BIO

Alseny Sylla was born in Conakry, Guinea in 1964. He first began studying drums at the age of 16 playing with the Federation Company, Basicola, where he studied djun djuns, the large bass drums that carry Guinean rhythms. With the demise of the countries president in 1981 the company disbanded and Monsieur Sylla was asked to join the private dance and drum ensemble, Etoile du Cdum, from 1981 to 1987 which toured Mali, Burkina Faso, Togo, Ghana and Ivory Coast.

In 1987 Monsieur Sylla moved from Guinea to Abidjan, Ivory Coast where he worked for the next eleven years with the companies C’dyao and Koteba. Koteba was the first national company comprised of many different African ethnic groups from different countries that combined theater, music, dance and ancestral traditions and with whom he first toured the United States in 1992. This group also toured France, Amsterdam, Germany, Australia, Italy, Central and Western Africa.

In 1999 Monsieur Sylla left Africa for New York and began performing with two West African Drum and Dance Ensembles; Foliba, with Percussion of Guinea’s Mohamed Camara, and Acquaba, a group led by a dancer from the Ivory Coast. During this time Alseny also taught drum classes and accompanied local dance classes as well as dance classes in New York City. He teaches Djun djun workshops at Lisangua Ya Bato, a drum and dance camp in upstate New York that is known throughout the U.S.A. as having the best African instructors for an intensive 10 day long camp. Drummers and

dancers from all over the U.S. work their summer vacations around this camp. Alseny also performed for traditional African weddings and various benefits in New York City and the surrounding tri-state area.
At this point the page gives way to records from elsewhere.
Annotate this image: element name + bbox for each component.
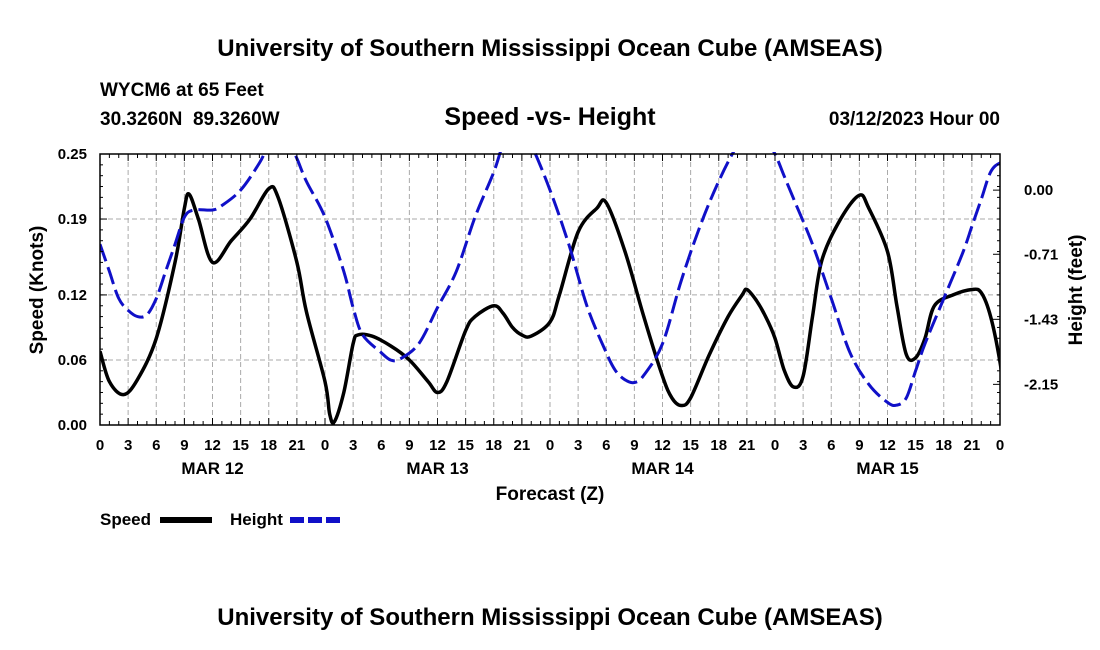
forecast-datetime: 03/12/2023 Hour 00 (829, 109, 1000, 130)
x-tick-label: 0 (546, 437, 554, 454)
series-line-height (100, 152, 1000, 408)
x-tick-label: 15 (232, 437, 249, 454)
y-right-tick-label: -1.43 (1024, 311, 1058, 328)
series-line-speed (100, 184, 1000, 425)
x-tick-label: 12 (204, 437, 221, 454)
x-tick-label: 15 (682, 437, 699, 454)
x-tick-label: 15 (907, 437, 924, 454)
x-tick-label: 18 (260, 437, 277, 454)
chart-series (100, 152, 1000, 425)
day-label: MAR 12 (181, 459, 243, 478)
y-right-tick-label: 0.00 (1024, 182, 1053, 199)
x-tick-label: 9 (630, 437, 638, 454)
y-axis-right-label: Height (feet) (1066, 235, 1087, 346)
axis-ticks (99, 153, 1001, 426)
x-tick-label: 9 (180, 437, 188, 454)
x-tick-label: 9 (855, 437, 863, 454)
x-tick-label: 3 (349, 437, 357, 454)
chart-grid (100, 154, 1000, 425)
x-tick-label: 0 (771, 437, 779, 454)
footer-title: University of Southern Mississippi Ocean… (217, 604, 882, 631)
y-right-tick-label: -2.15 (1024, 376, 1058, 393)
station-label: WYCM6 at 65 Feet (100, 80, 264, 101)
x-tick-label: 6 (602, 437, 610, 454)
x-tick-label: 18 (710, 437, 727, 454)
day-label: MAR 14 (631, 459, 694, 478)
x-tick-label: 21 (514, 437, 531, 454)
legend: Speed Height (100, 510, 342, 529)
x-tick-label: 15 (457, 437, 474, 454)
x-tick-label: 3 (124, 437, 132, 454)
y-left-tick-label: 0.19 (58, 211, 87, 228)
axis-tick-labels: 0 3 6 9 12 15 18 21 0 3 6 9 12 15 18 21 0 3 6 9 12 15 18 21 0 3 6 9… (58, 146, 1058, 478)
x-tick-label: 0 (96, 437, 104, 454)
coordinates-label: 30.3260N 89.3260W (100, 109, 280, 130)
x-tick-label: 3 (574, 437, 582, 454)
chart-subtitle: Speed -vs- Height (444, 103, 656, 131)
x-tick-label: 12 (654, 437, 671, 454)
y-left-tick-label: 0.06 (58, 352, 87, 369)
x-tick-label: 0 (321, 437, 329, 454)
x-tick-label: 0 (996, 437, 1004, 454)
x-tick-label: 6 (377, 437, 385, 454)
y-right-tick-label: -0.71 (1024, 246, 1058, 263)
x-tick-label: 9 (405, 437, 413, 454)
x-tick-label: 6 (827, 437, 835, 454)
x-tick-label: 6 (152, 437, 160, 454)
x-tick-label: 3 (799, 437, 807, 454)
legend-height-label: Height (230, 510, 283, 529)
main-title: University of Southern Mississippi Ocean… (217, 35, 882, 62)
x-tick-label: 21 (289, 437, 306, 454)
x-tick-label: 18 (485, 437, 502, 454)
y-left-tick-label: 0.25 (58, 146, 87, 163)
legend-speed-label: Speed (100, 510, 151, 529)
day-label: MAR 13 (406, 459, 468, 478)
x-axis-label: Forecast (Z) (496, 484, 605, 505)
day-label: MAR 15 (856, 459, 918, 478)
y-left-tick-label: 0.00 (58, 417, 87, 434)
x-tick-label: 18 (935, 437, 952, 454)
x-tick-label: 12 (879, 437, 896, 454)
x-tick-label: 21 (739, 437, 756, 454)
x-tick-label: 21 (964, 437, 981, 454)
y-axis-left-label: Speed (Knots) (27, 226, 48, 355)
y-left-tick-label: 0.12 (58, 287, 87, 304)
x-tick-label: 12 (429, 437, 446, 454)
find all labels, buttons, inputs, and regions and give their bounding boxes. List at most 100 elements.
Following two trips to Austin, Texas for workshops arranged specifically for him, Mr. Sylla permanently relocated to Austin in 2000 at the invitation of the local West African dance teacher, Suzannah Kincannon. He is currently teaching classes in djembe and djun djun and accompanying West African dance classes as the soloist at Tapestry Dance Studio, Atomic Dance Factory, and the Arabic Bazaar. He has also accompanied West African dance classes at the University of Texas at Austin, Kenny Doram School for the Performing Arts and Zilker Elementary School. Monsieur Sylla has been a major draw for students at the local Afrikan Village Drum and Dance Camp in Dripping Springs in which teachers now residing in New York, also from Guinea, travel to Austin to teach at the request of Monsieur Sylla, immensely forwarding the learning of his students.
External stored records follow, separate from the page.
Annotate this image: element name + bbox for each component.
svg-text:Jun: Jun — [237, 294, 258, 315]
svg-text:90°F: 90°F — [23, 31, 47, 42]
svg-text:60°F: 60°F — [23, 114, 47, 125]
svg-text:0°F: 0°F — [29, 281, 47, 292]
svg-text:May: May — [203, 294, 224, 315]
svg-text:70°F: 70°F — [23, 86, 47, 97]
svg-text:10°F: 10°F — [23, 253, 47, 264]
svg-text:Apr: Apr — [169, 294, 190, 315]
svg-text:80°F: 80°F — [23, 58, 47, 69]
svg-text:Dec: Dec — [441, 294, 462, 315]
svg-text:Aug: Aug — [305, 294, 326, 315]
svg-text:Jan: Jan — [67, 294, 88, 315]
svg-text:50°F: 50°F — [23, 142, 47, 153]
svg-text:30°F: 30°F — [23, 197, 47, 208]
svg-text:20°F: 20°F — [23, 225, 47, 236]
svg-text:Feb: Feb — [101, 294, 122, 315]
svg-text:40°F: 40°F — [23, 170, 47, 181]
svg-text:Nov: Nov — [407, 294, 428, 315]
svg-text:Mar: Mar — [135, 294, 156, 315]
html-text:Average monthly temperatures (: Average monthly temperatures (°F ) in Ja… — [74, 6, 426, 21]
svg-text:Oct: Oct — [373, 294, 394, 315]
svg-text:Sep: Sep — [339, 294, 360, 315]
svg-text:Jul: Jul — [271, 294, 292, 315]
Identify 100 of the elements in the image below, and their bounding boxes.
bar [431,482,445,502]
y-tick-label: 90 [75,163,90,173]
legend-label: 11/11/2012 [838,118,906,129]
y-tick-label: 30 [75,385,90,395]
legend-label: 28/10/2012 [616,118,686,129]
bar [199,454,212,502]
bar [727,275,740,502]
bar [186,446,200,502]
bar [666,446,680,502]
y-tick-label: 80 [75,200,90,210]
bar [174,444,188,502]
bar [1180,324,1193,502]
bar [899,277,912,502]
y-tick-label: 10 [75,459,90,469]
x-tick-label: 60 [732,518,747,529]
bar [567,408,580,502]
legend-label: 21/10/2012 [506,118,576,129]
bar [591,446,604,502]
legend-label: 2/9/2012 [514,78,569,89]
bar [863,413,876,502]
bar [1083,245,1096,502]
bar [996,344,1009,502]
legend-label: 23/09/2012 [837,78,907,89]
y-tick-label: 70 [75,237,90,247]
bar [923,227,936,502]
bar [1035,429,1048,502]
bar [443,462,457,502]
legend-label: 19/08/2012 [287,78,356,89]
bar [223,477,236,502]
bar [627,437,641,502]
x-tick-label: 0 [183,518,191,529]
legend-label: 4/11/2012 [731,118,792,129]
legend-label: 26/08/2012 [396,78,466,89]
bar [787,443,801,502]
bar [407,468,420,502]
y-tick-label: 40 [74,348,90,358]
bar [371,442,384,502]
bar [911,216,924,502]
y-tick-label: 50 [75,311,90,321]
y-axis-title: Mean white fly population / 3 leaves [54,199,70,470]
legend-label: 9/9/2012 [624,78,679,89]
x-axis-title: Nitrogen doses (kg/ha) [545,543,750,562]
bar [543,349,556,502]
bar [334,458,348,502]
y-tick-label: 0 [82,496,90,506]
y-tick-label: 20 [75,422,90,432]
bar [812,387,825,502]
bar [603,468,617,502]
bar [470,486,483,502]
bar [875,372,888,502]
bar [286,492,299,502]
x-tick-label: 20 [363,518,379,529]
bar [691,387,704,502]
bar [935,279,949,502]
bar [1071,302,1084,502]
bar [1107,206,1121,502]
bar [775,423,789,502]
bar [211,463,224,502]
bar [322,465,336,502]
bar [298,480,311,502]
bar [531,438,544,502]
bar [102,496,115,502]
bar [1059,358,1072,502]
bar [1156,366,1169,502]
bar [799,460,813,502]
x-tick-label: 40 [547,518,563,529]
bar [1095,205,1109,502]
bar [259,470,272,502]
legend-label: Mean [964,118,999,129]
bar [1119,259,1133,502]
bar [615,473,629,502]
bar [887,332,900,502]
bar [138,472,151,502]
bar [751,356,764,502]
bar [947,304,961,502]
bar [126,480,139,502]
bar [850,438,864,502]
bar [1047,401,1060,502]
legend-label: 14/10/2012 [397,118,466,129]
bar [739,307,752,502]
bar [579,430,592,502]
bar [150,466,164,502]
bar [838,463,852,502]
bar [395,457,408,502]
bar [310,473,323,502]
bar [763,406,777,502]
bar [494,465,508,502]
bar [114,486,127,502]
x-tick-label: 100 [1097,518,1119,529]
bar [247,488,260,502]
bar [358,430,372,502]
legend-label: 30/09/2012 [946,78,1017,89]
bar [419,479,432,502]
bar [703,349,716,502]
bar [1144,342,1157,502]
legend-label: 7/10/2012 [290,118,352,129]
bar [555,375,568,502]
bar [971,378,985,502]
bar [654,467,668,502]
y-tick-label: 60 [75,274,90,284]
Monsieur Sylla is co-founder and Director of Lannaya Drum and Dance Ensemble. Lannaya, which translates as “CONFIDENCE” in his native language, Su Su, is an intensely energetic ensemble comprised of dynamic local drummers and dancers who have been studying and dancing to his highly emotional rhythms of traditional Guinea and Ivory Coast for these past two years in Austin.